Cycle
Quand consulter pour des règles douloureuses
Toutes les douleurs menstruelles ne se valent pas. Voici les seuils et les signes qui méritent d'en parler à un professionnel sans plus attendre.
Avoir mal pendant ses règles est tellement banalisé qu'on en vient parfois à oublier qu'une douleur intense n'est pas normale. Pendant des décennies, des générations de femmes se sont entendu répondre que c'était la vie. On sait aujourd'hui qu'une douleur qui empêche de travailler, dormir ou se concentrer mérite d'être prise au sérieux.
La difficulté, c'est de poser un seuil. À partir de quand est-ce trop ? À quoi ressemble une douleur banale, et à quoi ressemble un signal d'alarme ? Voici quelques repères pour s'y retrouver.
Une douleur courante, mais variable
Les contractions de l'utérus pendant les règles peuvent provoquer des crampes, parfois des douleurs lombaires, parfois une fatigue plus marquée. C'est ce qu'on appelle la dysménorrhée. Selon plusieurs études, environ une femme sur deux en âge de procréer en souffre à des degrés variables. Mais variables ne veut pas dire qu'il faut tout encaisser.
Les signes qui doivent alerter
- Une douleur qui ne cède pas aux antalgiques classiques
- Des règles qui durent plus de sept jours, ou très abondantes
- Une douleur qui s'installe entre les règles, hors période de menstruation
- Une douleur lors des rapports, des selles ou de la miction pendant les règles
- Un absentéisme régulier (école, travail) lié à vos cycles
- Une intensité qui augmente progressivement de mois en mois
Ces signaux peuvent évoquer une endométriose, une adénomyose, des fibromes ou d'autres troubles qui méritent un diagnostic. Notre article sur l'endométriose (Endométriose : reconnaître les symptômes en amont) détaille les premiers signes à connaître.
Préparer la consultation
Avant le rendez-vous, notez plusieurs choses : la durée et l'intensité de la douleur (sur une échelle de 1 à 10), les médicaments essayés, l'impact sur votre quotidien. Notre guide pour préparer un rendez-vous gynécologique (Préparer son rendez-vous gynécologique : la check-list) propose une checklist complète. Plus vos observations sont précises, plus le professionnel peut vous orienter rapidement.
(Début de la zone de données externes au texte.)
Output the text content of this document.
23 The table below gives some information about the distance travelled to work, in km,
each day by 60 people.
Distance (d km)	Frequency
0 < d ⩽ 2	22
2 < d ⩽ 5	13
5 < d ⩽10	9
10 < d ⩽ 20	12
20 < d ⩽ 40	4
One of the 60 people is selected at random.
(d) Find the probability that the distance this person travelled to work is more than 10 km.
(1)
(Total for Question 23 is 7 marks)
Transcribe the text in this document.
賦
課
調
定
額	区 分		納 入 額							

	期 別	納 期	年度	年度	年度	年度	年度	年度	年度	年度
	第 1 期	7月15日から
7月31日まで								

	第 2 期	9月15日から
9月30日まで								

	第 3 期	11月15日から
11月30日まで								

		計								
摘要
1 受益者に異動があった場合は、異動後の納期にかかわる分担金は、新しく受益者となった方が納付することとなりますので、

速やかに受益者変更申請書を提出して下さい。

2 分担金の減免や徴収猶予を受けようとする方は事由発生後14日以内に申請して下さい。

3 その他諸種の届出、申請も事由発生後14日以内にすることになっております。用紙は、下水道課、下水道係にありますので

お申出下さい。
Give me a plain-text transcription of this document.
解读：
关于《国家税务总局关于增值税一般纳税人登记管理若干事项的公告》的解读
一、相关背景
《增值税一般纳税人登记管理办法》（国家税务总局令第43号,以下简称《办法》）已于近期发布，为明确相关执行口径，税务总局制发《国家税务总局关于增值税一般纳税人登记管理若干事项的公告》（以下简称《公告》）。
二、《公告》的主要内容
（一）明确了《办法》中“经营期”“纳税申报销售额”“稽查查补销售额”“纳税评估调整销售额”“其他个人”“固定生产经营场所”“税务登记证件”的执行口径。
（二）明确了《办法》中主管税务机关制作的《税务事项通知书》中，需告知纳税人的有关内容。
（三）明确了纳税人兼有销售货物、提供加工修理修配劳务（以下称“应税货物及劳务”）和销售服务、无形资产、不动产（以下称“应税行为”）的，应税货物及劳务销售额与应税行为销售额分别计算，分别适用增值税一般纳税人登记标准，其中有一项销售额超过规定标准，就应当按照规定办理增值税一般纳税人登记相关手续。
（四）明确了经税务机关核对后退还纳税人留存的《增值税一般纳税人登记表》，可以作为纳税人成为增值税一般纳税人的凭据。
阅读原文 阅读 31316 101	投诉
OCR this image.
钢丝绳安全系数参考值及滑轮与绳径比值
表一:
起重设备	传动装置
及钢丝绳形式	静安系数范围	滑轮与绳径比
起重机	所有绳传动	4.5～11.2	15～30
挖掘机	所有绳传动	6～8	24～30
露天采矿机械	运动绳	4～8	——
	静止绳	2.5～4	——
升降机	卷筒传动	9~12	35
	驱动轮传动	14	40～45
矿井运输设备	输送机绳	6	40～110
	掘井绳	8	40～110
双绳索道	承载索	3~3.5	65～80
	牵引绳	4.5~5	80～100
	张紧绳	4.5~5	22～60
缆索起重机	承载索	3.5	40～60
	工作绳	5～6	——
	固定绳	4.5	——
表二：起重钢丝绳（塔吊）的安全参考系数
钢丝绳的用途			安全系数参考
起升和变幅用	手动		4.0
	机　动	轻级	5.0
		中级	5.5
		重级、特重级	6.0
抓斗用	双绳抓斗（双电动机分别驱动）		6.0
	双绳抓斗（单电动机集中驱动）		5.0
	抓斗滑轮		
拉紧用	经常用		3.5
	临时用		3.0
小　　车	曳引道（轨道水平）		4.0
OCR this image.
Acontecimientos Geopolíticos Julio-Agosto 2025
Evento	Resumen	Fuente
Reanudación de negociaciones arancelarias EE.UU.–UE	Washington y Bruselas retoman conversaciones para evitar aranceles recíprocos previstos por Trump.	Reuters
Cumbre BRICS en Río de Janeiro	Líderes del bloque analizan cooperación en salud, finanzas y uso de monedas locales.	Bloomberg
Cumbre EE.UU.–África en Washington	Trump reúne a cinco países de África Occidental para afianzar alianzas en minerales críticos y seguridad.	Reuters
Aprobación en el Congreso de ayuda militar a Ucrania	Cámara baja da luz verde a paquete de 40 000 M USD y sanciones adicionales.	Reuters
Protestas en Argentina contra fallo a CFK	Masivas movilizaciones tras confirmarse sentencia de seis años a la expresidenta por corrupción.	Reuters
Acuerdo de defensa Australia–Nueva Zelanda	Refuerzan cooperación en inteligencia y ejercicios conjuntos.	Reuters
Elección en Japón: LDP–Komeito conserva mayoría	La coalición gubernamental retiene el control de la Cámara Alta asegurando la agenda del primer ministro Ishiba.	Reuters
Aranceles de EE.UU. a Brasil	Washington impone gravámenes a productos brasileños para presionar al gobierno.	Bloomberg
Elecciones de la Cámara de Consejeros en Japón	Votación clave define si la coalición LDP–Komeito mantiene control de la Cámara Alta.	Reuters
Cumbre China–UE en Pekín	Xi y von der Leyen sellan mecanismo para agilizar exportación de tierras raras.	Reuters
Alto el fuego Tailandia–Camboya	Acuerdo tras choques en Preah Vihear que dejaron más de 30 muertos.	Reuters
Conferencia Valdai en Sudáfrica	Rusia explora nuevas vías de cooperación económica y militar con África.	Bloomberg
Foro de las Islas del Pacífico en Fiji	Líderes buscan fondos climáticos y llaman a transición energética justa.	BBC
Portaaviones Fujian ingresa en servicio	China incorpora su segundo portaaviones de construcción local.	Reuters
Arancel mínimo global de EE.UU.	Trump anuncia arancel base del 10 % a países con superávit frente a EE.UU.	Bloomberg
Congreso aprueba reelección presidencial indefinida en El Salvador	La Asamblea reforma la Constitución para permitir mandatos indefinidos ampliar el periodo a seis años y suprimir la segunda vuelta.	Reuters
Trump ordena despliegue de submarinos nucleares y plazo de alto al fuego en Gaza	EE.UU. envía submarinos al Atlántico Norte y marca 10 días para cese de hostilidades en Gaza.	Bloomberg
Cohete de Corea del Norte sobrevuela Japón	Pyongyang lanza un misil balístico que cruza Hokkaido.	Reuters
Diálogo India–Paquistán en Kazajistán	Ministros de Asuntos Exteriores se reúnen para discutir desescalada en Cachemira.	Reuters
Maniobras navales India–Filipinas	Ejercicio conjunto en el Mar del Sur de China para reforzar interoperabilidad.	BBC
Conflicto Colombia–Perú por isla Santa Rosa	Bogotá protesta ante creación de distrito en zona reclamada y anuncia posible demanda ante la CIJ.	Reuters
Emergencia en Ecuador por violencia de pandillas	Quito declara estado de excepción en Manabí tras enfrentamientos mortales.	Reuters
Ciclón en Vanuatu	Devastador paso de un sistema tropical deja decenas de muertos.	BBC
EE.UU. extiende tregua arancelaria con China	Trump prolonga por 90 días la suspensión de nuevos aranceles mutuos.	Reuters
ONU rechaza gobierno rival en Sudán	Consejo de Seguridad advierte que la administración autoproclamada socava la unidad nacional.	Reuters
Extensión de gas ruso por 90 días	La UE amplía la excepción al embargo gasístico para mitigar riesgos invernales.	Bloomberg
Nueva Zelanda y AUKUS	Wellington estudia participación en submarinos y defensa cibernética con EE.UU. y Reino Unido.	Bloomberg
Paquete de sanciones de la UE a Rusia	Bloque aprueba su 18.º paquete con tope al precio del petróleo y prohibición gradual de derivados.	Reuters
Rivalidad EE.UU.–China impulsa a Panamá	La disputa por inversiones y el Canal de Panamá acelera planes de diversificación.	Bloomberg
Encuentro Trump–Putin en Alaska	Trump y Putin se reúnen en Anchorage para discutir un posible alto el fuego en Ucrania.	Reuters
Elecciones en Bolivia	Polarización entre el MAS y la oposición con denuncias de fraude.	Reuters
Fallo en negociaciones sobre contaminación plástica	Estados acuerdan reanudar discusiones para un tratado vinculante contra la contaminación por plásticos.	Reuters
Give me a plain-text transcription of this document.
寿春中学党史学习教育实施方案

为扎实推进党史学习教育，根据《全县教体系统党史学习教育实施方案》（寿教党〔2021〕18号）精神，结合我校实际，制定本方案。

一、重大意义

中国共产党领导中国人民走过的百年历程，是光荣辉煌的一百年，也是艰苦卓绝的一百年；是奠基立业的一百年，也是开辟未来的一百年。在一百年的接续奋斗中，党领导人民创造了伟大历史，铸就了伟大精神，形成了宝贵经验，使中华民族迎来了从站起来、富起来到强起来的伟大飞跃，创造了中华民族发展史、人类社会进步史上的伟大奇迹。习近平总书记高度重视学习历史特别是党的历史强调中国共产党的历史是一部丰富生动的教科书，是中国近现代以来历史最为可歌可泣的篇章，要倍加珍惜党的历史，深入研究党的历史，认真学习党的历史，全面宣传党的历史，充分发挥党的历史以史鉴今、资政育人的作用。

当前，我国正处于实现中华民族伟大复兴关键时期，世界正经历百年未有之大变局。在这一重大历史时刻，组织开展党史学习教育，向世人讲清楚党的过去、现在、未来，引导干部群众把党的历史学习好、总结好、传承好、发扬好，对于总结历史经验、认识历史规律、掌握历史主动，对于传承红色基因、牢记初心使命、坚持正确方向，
Pendant des années, on m'a dit que c'était normal. Le jour où j'ai listé mes symptômes par écrit avant un rendez-vous, ma médecin a immédiatement orienté vers un examen. C'était une endométriose.— Camille, 29 ans
À qui s'adresser en premier
Médecin généraliste, sage-femme, gynécologue : tous peuvent être un premier point d'entrée. Le choix dépend souvent des délais et de votre histoire. Tenir un journal libre — comme celui que propose Nori — pendant deux ou trois cycles avant la consultation donne des données précieuses au professionnel.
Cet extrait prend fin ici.